Hacker übten schon immer eine besondere Faszination auf mich aus. Zum einen war es natürlich ihr Ruf, ähnlich wie Magier das Unmögliche möglich machen zu können – wenn auch klar ist, dass hinter den Fähigkeiten keineswegs irgendwelche geheimen Zauberkenntnisse stecken, sondern eher eine Mischung aus fundiertem Wissen und Schlauheit. Zweitens haben mich „coole“ Verhaltensmuster nie besonders interessiert, sondern für mich war mindestens ebenso wichtig, was jemand weiß und kann. Und dann kam ich schließlich in Kontakt mit dem Chaos Computer Club, mit seinen Vorstellungen und Diskussionen, mit den Themen der Vorträge und dem Hacker-Leben auf Kongressen und Sommercamps. Ich war begeistert von der dortigen Atmosphäre und den herrschenden Idealen – eine Mischung aus Sachlichkeit, Friedlichkeit, Rücksichtnahme, Wissen und Kreativität, wie man sie viel zu selten findet. Diese Dinge wurden nicht hochgehalten als Ideale, sondern still und leise als Selbstverständlichkeiten gelebt. Auch wenn es manchmal schwer ist, Kontakt zu diesen – manchmal etwas freakigen – Leuten herzustellen; sie sind selten offen und herzlich, sondern eher distanziert-zynisch (ich bin letztendlich genauso), aber dann grundsätzlich sehr freundlich und höflich. Auch wenn es nicht immer leicht ist, in diesen Gemeinschaften Anschluss zu finden (denn man muss von sich aus auf die Leute zugehen, andersherum wird es nicht passieren), kann man sich in diesen Gemeinschaften sehr wohl fühlen, denn sie sind wohltuend frei von Kleinlichkeit und Idiotie; alles wird akzeptiert, und alles sehr pragmatisch und liberal gehandhabt.

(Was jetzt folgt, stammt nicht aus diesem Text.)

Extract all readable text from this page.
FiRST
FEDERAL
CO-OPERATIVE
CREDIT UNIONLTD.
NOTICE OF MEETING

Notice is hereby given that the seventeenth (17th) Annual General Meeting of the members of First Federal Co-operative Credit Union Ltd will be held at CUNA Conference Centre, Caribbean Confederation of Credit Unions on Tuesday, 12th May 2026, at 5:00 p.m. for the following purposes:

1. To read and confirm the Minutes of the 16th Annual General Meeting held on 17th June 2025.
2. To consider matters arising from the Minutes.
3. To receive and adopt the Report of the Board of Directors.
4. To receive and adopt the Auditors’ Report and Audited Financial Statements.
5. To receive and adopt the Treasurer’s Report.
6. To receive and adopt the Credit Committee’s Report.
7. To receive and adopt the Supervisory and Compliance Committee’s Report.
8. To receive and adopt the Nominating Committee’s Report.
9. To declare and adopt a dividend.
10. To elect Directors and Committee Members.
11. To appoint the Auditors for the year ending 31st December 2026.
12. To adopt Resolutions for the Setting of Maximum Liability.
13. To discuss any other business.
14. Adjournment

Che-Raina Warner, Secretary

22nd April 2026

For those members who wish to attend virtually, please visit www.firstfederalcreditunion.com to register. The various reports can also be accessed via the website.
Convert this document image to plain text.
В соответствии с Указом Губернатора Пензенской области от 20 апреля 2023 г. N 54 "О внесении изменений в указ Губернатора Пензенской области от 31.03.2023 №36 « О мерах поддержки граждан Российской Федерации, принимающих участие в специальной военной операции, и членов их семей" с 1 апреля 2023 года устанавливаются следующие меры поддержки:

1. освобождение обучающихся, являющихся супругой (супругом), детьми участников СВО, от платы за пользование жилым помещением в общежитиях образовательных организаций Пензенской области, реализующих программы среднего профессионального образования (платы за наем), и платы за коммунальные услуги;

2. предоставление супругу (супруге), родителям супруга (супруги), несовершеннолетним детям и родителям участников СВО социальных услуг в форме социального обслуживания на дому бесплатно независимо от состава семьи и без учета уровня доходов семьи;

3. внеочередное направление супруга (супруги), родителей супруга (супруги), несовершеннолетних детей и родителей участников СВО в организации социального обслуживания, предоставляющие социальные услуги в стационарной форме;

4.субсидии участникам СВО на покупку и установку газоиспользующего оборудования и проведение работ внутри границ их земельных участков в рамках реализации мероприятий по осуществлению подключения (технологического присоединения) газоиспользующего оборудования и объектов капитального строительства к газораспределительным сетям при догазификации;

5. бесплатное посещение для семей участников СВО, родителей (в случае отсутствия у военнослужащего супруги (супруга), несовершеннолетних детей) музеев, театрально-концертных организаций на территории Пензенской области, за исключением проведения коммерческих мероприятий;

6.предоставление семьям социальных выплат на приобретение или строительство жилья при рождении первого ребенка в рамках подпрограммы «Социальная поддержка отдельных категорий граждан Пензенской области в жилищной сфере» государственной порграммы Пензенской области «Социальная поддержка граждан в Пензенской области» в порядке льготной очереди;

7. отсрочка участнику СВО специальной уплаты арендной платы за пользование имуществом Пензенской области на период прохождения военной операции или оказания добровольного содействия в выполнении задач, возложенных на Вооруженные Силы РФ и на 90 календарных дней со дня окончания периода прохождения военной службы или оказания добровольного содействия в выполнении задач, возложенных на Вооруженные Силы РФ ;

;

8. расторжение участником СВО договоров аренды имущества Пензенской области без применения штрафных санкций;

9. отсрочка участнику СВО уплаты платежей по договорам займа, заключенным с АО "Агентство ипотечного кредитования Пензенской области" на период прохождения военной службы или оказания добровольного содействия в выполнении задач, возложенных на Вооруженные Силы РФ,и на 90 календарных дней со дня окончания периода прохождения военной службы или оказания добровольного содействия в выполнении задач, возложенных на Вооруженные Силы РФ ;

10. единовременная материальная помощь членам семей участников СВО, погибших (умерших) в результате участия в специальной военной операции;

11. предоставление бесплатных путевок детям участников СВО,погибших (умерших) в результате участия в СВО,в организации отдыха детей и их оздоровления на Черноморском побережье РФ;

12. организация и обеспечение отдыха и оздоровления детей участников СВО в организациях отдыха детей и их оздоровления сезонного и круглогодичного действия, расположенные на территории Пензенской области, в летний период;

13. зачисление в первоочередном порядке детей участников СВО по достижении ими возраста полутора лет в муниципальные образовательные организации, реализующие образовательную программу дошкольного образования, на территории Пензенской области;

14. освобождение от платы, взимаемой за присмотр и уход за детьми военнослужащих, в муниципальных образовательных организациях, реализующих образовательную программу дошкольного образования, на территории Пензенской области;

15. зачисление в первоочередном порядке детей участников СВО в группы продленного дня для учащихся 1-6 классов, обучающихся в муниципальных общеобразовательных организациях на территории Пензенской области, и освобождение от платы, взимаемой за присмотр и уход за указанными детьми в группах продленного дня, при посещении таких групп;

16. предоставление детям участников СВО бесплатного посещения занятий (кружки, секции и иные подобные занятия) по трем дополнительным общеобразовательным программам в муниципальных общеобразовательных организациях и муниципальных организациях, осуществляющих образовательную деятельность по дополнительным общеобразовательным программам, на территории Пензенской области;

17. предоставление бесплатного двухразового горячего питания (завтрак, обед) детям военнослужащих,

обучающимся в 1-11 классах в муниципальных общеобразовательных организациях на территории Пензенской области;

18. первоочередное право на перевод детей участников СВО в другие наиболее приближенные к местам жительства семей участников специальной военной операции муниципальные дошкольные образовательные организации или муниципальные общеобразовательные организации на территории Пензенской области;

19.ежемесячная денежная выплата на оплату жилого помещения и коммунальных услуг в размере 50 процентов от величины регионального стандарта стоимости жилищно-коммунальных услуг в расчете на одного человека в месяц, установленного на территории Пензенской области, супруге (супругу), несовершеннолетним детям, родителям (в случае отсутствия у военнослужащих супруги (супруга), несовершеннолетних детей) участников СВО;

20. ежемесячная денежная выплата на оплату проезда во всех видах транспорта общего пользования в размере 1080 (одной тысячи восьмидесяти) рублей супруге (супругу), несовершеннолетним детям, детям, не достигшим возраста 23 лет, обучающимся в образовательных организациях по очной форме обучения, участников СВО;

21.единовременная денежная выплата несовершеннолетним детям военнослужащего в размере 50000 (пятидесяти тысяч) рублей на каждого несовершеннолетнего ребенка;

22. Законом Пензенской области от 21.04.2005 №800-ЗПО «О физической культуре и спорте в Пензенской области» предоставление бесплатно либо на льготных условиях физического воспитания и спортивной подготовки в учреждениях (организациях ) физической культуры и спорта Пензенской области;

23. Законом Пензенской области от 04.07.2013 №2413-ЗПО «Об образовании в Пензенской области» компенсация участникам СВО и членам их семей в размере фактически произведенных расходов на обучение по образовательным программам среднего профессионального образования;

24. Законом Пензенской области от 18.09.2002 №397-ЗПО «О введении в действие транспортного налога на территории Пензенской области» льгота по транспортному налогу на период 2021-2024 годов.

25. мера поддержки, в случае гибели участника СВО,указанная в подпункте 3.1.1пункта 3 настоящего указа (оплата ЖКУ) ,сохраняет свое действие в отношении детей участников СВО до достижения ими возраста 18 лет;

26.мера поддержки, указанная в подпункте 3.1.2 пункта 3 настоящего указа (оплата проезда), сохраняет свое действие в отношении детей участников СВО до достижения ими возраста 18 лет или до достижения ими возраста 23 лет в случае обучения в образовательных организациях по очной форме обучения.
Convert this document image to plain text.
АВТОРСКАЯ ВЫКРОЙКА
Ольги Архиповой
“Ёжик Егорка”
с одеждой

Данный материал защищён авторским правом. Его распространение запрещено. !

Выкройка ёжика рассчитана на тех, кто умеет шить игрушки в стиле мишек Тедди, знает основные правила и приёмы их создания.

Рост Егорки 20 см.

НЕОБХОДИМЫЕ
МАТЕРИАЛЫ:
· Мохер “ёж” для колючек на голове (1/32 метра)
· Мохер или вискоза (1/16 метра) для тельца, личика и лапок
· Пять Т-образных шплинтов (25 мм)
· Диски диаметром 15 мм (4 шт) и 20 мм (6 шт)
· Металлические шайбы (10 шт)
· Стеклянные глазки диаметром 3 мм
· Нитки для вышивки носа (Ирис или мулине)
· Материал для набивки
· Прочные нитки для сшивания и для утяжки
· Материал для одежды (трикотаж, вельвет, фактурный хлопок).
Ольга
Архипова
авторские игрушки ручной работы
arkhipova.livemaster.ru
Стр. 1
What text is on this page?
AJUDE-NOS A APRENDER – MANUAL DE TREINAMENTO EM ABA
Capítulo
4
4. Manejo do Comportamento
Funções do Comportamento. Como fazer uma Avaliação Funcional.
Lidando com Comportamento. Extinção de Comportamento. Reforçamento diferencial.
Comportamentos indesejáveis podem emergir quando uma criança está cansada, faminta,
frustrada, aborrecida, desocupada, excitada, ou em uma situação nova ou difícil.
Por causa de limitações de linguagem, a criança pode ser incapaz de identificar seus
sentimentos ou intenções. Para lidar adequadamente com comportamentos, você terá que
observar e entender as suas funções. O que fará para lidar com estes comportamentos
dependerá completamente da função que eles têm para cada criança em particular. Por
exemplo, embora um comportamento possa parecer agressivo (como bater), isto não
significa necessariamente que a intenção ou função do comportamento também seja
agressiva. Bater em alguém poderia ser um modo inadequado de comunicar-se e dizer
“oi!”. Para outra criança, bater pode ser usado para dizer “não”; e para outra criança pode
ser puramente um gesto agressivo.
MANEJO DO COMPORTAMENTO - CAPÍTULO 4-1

Lange Zeit dachte ich, es wäre noch ein weiter Weg, bis aus mir ein echter Hacker wird – trotz eines fundierten Computerwissens gibt es noch so viel, das ich nicht weiß, gleichzeitig bin ich weder ein IRC-Junkie, Usenet-Süchtiger, Dauerprogrammierer, Kryptographiefan noch Sicherheitsexperte (der typische Hacker bewegt sich vergleichsweise viel in diesen Dingen). Ich dachte, was einen Hacker ausmacht, ist ein profundes Grundwissen, sehr viel Erfahrung, spielerische Kreativität und große Intelligenz. Kurz gesagt Leute, die die geistigen Fähigkeiten und auch das nötige Werkzeug bzw. die Grundlagen haben, um daraus Faszinierendes zu erschaffen. So ganz falsch ist das letztendlich nicht. Aber ich habe – erst nach mehreren Jahren – gelernt, dass „Hacker sein“ vielmehr eine Einstellung und Lebensweise ist, aus der sich die obigen Dinge mehr oder weniger von alleine ergeben. Daher die Frage: Was ist ein Hacker?

Zusammengefasst kann man sagen, dass Hacker nicht „besser“ oder „schlechter“ als andere Menschen sind, sie haben nur eine oft sehr verschiedene Herangehensweise an die Dinge – welche oft falsche Assoziationen und Missverständnisse weckt. Verstärkt wird das von der Effizienz, mit der die Dinge gemacht werden – der Hacker verzichtet auf symbolische Verhaltensweisen, und das lässt es für Außenstehende noch rätselhafter und ungewohnter aussehen. Selbst die Tatsache, dass der Begriff „Hacker“ vom Umgang mit Computern stammt und normalerweise auch immer damit in Verbindung gebracht wird, ist keine Ursache, sondern eher eine Folge: Angesichts der erwähnten Herangehensweisen landen die meisten Menschen mit Hacker-Natur automatisch bei den Computern, weil sie dort nach ihren eigenen Idealen gestalten können. Sie haben also eigentlich keine „Computer-Begabung“ (falls es so etwas überhaupt gibt), sondern lediglich eine Herangehens- und Arbeitsweise, die das Verständnis von Computern erleichtert – Arbeit ist es für sie genauso wie für jeden anderen, aber diese Arbeit liegt ihnen.